MEANING: North of Yanmen Pass dragon
PERIOD: Early Cretaceous
CONTINENT: Asia
Yanbeilong is a stegosaurian dinosaur from the Early Cretaceous of what is now China. It is one of the most recent members of the group, being from the Cretaceous while the majority of stegosaurs went extinct in the Jurassic. Yanbeilong is a derived stegosaurian, closely related to Stegosaurus itself. Though absent from fossil remains, it likely would have had two rows of large plates running down its back and the length of the tail, which ended in long spikes. It also whould have had a long narrow skull, and longer hindlimbs than forelimbs.
Abstract from paper: Stegosaurs are a minor but iconic clade of ornithischian dinosaurs, and along with their sister taxon ankylosaurs form the clade Eurypoda, the major radiation of Thyreophora (armoured dinosaurs). We here report some stegosaurian materials from the Lower Cretaceous Hekou Group of the Zhongpu area, Lanzhou-Minhe Basin, Gansu Province, China. Most of the morphology of the specimen is similar to Stegosaurus stenops and Stegosaurus homheni. However, its dorsal vertebrae have a higher neural arch and smaller neural canal than Stegosaurus stenops.
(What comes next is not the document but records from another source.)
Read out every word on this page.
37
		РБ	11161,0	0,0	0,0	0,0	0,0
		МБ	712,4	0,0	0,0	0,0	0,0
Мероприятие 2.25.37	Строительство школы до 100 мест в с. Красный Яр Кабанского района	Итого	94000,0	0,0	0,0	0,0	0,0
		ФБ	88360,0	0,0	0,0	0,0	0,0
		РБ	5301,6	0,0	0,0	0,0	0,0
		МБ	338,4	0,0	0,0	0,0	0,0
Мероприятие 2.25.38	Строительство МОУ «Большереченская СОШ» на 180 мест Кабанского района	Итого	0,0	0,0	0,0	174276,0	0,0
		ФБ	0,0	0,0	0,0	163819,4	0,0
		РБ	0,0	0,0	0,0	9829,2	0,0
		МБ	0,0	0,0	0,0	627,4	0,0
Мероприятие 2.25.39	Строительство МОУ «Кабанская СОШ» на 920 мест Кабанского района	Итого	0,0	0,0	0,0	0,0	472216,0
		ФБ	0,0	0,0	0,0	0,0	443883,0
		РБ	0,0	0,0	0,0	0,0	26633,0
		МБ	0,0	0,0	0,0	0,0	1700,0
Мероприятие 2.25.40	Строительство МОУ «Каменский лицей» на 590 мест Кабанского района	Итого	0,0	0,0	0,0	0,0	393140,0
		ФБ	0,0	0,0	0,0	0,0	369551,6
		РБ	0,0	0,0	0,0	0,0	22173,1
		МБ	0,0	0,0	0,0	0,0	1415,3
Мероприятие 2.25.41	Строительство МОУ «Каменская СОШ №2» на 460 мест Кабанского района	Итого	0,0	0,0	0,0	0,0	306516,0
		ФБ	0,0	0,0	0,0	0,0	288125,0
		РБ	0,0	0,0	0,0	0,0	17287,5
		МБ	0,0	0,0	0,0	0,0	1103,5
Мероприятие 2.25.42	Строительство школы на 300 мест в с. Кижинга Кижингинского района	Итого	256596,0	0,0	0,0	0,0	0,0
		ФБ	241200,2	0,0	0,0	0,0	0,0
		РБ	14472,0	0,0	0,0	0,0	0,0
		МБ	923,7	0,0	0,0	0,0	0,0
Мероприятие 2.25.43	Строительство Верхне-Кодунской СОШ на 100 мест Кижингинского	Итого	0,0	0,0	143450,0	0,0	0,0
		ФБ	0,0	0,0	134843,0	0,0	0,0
The neural arches of the dorsal vertebrae of Stegosaurus homheni are deeply excavated dorsal to the neural canal in anterior view, which is not present in GSAU 201201. Because the material is fragmentary, we consider the new specimen as Stegosaurus sp. In phylogenetic analysis, it is also recovered as the sister taxon of Stegosaurus stenops. This is the first stegosaurian dinosaur from Gansu Province, which extends the geographical range of Stegosauria and enriches the Cretaceous stegosaurian record. The Ankylosaur Taohelong jinchengensis is also from the same area and same layer as this stegosaur, which is new evidence that they lived in the same ecosystems alongside each other.
Yanbeilong is from the Cretaceous. The Cretaceous is a geological period that lasted from about 145 to 66 million years ago. It is the third and final period of the Mesozoic Era, as well as the longest. At around 79 million years, it is the longest geological period of the entire Phanerozoic. The name is derived from the Latin creta, "chalk", which is abundant in the latter half of the period.
The Cretaceous was a period with a relatively warm climate, resulting in high eustatic sea levels that created numerous shallow inland seas. These oceans and seas were populated with now-extinct flora and fauna, while dinosaurs continued to dominate on land. The world was ice free, and forests extended to the poles. During this time, new groups of mammals and birds appeared. During the Early Cretaceous, flowering plants appeared and began to rapidly diversify, becoming the dominant group of plants across the Earth by the end of the Cretaceous, coincident with the decline and extinction of previously widespread gymnosperm groups.
The Cretaceous (along with the Mesozoic) ended with the Cretaceous–Paleogene extinction event, a large mass extinction in which many groups, including non-avian dinosaurs, pterosaurs, and large marine reptiles, died out. The end of the Cretaceous is defined by the abrupt Cretaceous–Paleogene boundary (K–Pg boundary), a geologic signature associated with the mass extinction that lies between the Mesozoic and Cenozoic Eras.
Yanbeilong is a stegosaurian. Stegosauria is a group of herbivorous ornithischian dinosaurs that lived mainly during the Jurassic period, though there are some members known from the early Cretaceous. Stegosaurian fossils have been found mostly in the Northern Hemisphere.
Stegosaurians were armored dinosaurs; together with the ankylosaurs, they make up a larger group known as the thyreophorans. An early evolutionary innovation was the development of spikes as defensive weapons. Over time, these developed into much larger plates and spikes as the species within the group grew to larger size. These plates usually tend to run in two rows down the back, and end as spikes, known as thagomizers, at the tip of the tail.